Major changes made to minors

Pending a decision by the Academic Policy Committee (APC), Course Connections could be adopted as potential minors for Ohio Wesleyan students.

According to the Course Connection (CCs) website, CCs are “cross­divisional networks of courses organized around common themes.”

Philosophy professor Erin Flynn, director of the CCs program, explained that when first created, “in the broadest sense, the program’s goal was to advance cross­divisional knowledge and interaction among students and faculty.”

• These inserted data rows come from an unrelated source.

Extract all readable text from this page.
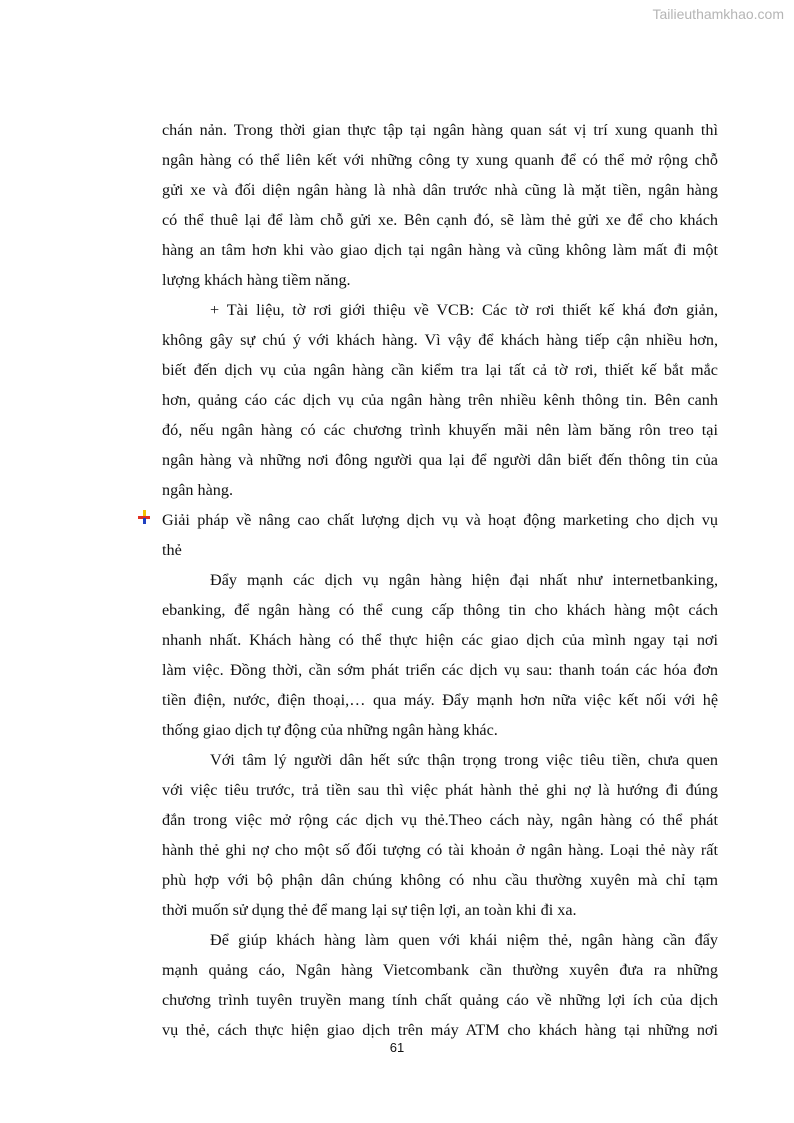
Tailieuthamkhao.com
chán nản. Trong thời gian thực tập tại ngân hàng quan sát vị trí xung quanh thì
ngân hàng có thể liên kết với những công ty xung quanh để có thể mở rộng chỗ
gửi xe và đối diện ngân hàng là nhà dân trước nhà cũng là mặt tiền, ngân hàng
có thể thuê lại để làm chỗ gửi xe. Bên cạnh đó, sẽ làm thẻ gửi xe để cho khách
hàng an tâm hơn khi vào giao dịch tại ngân hàng và cũng không làm mất đi một
lượng khách hàng tiềm năng.
+ Tài liệu, tờ rơi giới thiệu về VCB: Các tờ rơi thiết kế khá đơn giản,
không gây sự chú ý với khách hàng. Vì vậy để khách hàng tiếp cận nhiều hơn,
biết đến dịch vụ của ngân hàng cần kiểm tra lại tất cả tờ rơi, thiết kế bắt mắc
hơn, quảng cáo các dịch vụ của ngân hàng trên nhiều kênh thông tin. Bên canh
đó, nếu ngân hàng có các chương trình khuyến mãi nên làm băng rôn treo tại
ngân hàng và những nơi đông người qua lại để người dân biết đến thông tin của
ngân hàng.
Giải pháp về nâng cao chất lượng dịch vụ và hoạt động marketing cho dịch vụ
thẻ
Đẩy mạnh các dịch vụ ngân hàng hiện đại nhất như internetbanking,
ebanking, để ngân hàng có thể cung cấp thông tin cho khách hàng một cách
nhanh nhất. Khách hàng có thể thực hiện các giao dịch của mình ngay tại nơi
làm việc. Đồng thời, cần sớm phát triển các dịch vụ sau: thanh toán các hóa đơn
tiền điện, nước, điện thoại,… qua máy. Đẩy mạnh hơn nữa việc kết nối với hệ
thống giao dịch tự động của những ngân hàng khác.
Với tâm lý người dân hết sức thận trọng trong việc tiêu tiền, chưa quen
với việc tiêu trước, trả tiền sau thì việc phát hành thẻ ghi nợ là hướng đi đúng
đắn trong việc mở rộng các dịch vụ thẻ.Theo cách này, ngân hàng có thể phát
hành thẻ ghi nợ cho một số đối tượng có tài khoản ở ngân hàng. Loại thẻ này rất
phù hợp với bộ phận dân chúng không có nhu cầu thường xuyên mà chỉ tạm
thời muốn sử dụng thẻ để mang lại sự tiện lợi, an toàn khi đi xa.
Để giúp khách hàng làm quen với khái niệm thẻ, ngân hàng cần đẩy
mạnh quảng cáo, Ngân hàng Vietcombank cần thường xuyên đưa ra những
chương trình tuyên truyền mang tính chất quảng cáo về những lợi ích của dịch
vụ thẻ, cách thực hiện giao dịch trên máy ATM cho khách hàng tại những nơi
61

Professor Anne Sokolsky, director of the “Silk Road” CC, stated that the program originally “came out of an interest to make our general education requirements have some rhyme and reason to them, so that students aren’t just taking a literature course because they have to, but taking a literature course and a science course and a social science course and having some sort of sense of a flow, or an interconnectedness.”

While the core goal of connecting courses still remains, Flynn said the university has recently been considering changes to the program because “student understanding of and participation in the CCs remain too low, relative to the resources the university has been putting into the program.”

Changing CCs into minors would ideally increase student participation in the program by placing a more formal academic emphasis on CCs. When asked about the reason behind the changes, Sokolsky mirrored Flynn’s explanation, informing that, according to student feedback, “when you [as a faculty member involved in a CC] do call out and say ‘Do you want to go on this trip?’

or ‘Do you want to go to a lecture?’ if the student has ten thousand things to do, even if they want to do it, they just can’t.”

As to the likelihood of actual changes to the program, Professor Chris Fink, one of the faculty contacts for the “Food” CC, noted that “there have been discussions about new minors in various areas, but it’s really important to point out that it has all been discussion at this point.”

Flynn similarly commented, “An advisory group has made recommendations to the Academic Policy Committee regarding how the program might be transformed, but what will be done with the recommendations is up to APC.”